Choose Basis Functions¶
Basis functions convert occupation states into numerical features for local cluster expansion.
Occupation State Indices¶
kMCpy stores active-site occupations as state indices. For a site with allowed species:
["Na", "X"]
state 0 means Na and state 1 means vacancy X.
For:
["Si", "P", "Al"]
state 0 means Si, state 1 means P, and state 2 means Al.

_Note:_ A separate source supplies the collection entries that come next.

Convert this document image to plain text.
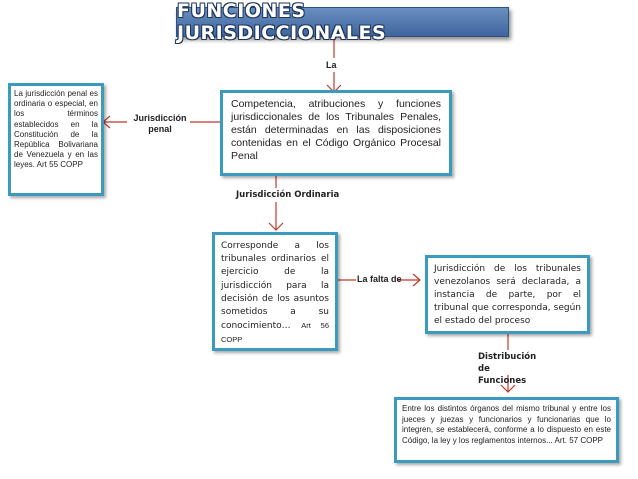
FUNCIONES JURISDICCIONALES
La
Jurisdicción penal
La jurisdicción penal es ordinaria o especial, en los términos establecidos en la Constitución de la República Bolivariana de Venezuela y en las leyes. Art 55 COPP
Competencia, atribuciones y funciones jurisdiccionales de los Tribunales Penales, están determinadas en las disposiciones contenidas en el Código Orgánico Procesal Penal
Jurisdicción Ordinaria
Corresponde a los tribunales ordinarios el ejercicio de la jurisdicción para la decisión de los asuntos sometidos a su conocimiento… Art 56 COPP
La falta de
Jurisdicción de los tribunales venezolanos será declarada, a instancia de parte, por el tribunal que corresponda, según el estado del proceso
Distribución de Funciones
Entre los distintos órganos del mismo tribunal y entre los jueces y juezas y funcionarios y funcionarias que lo integren, se establecerá, conforme a lo dispuesto en este Código, la ley y los reglamentos internos... Art. 57 COPP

The allowed species order in site_mapping therefore matters.
Chebyshev Basis¶
For a site with q allowed species, kMCpy uses q - 1 non-constant Chebyshev
site functions. A cluster feature is a product of the selected site functions
over the sites in that cluster.
This means multicomponent sites naturally create more decorated features:
Site States |
Non-Constant Site Functions |
|---|---|
2 |
1 |
3 |
2 |
4 |
3 |
A pair of two four-state sites can therefore contribute up to 3 x 3
decorated pair features.
Cost¶
More species per site increases the number of decorated cluster features. The largest cost usually appears during correlation-matrix construction and fitting, not during the accepted-hop update itself.
Keep the local cutoff and cluster cutoffs physically motivated. A larger basis is useful only if the training data can constrain it.
Practical Rules¶
Use
basis_type="chebyshev"for multicomponent active sites.Keep the same
site_mappingspecies order throughout fitting and kMC.Refit if you change the basis, local site order, cutoff, or allowed species.
Check the correlation matrix shape before fitting.